When I developed earlier than all the other girls in fifth grade I thought I was fat. I wasn't, I just grew boobs and hips.
When I was 15 wearing a size 7 and weighing around 125 pounds I thought I was fat. I wasn't. I had a smokin' hot body. I would really appreciate that body if I had it today.
When I got my drivers license at age 16 I put on a few pounds because I wasn't walking or biking to get where I wanted to go. I probably weighed around 130 pounds and wore a size 9. I thought I was fat. I wasn't. I'd be happy to be 130 now.
Every year I would try new diets and lose a few pounds only to gain more and more. I was shocked when I hit 140 pounds and had to jump to a size 10-12. I couldn't believe I was so close to 150 pounds. I tried to lose it by going on one diet after another and ended up gaining more in the long run. I thought I could get my weight under control. I wasn't going to allow myself to break 150 pounds because then I would be really FAT. It didn't take long to exceed that mark with another round of dieting and regaining.
Up, up and away to 160, 170, 180, 190 ... OMG. How can I weigh 190 pounds? I couldn't imagine being over 200 pounds. There was no way I was going to allow myself to reach the dreaded 200 pound mark. If I hit 200 pounds I would be FAT FAT.

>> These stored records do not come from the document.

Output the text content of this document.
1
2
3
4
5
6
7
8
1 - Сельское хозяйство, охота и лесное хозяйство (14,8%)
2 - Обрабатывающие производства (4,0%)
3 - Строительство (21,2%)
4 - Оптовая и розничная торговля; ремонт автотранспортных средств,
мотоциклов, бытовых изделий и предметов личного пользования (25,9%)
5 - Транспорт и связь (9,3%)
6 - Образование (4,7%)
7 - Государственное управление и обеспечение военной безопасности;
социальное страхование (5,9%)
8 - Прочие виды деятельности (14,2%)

I had to get serious, no more playing games. I obviously didn't know how to do it right and needed help. I paid lots of money for a lifetime membership at Jenny C., ate everything out of a cardboard box for months and months, got weighed in every week by a stranger and lost about 60 pounds. I didn't even get down to my goal weight before I started regaining again. I kept the weight off for about 5 whole minutes. Don't blink, you missed it.
Keeping up with the weight loss/regain pattern, I regained all the weight I lost plus a little more for good measure. I broke through the 200 pound mark and beyond. Even though I've always been active, I felt really FAT at over 200 pounds. How did I let this happen? How could I let myself get so FAT?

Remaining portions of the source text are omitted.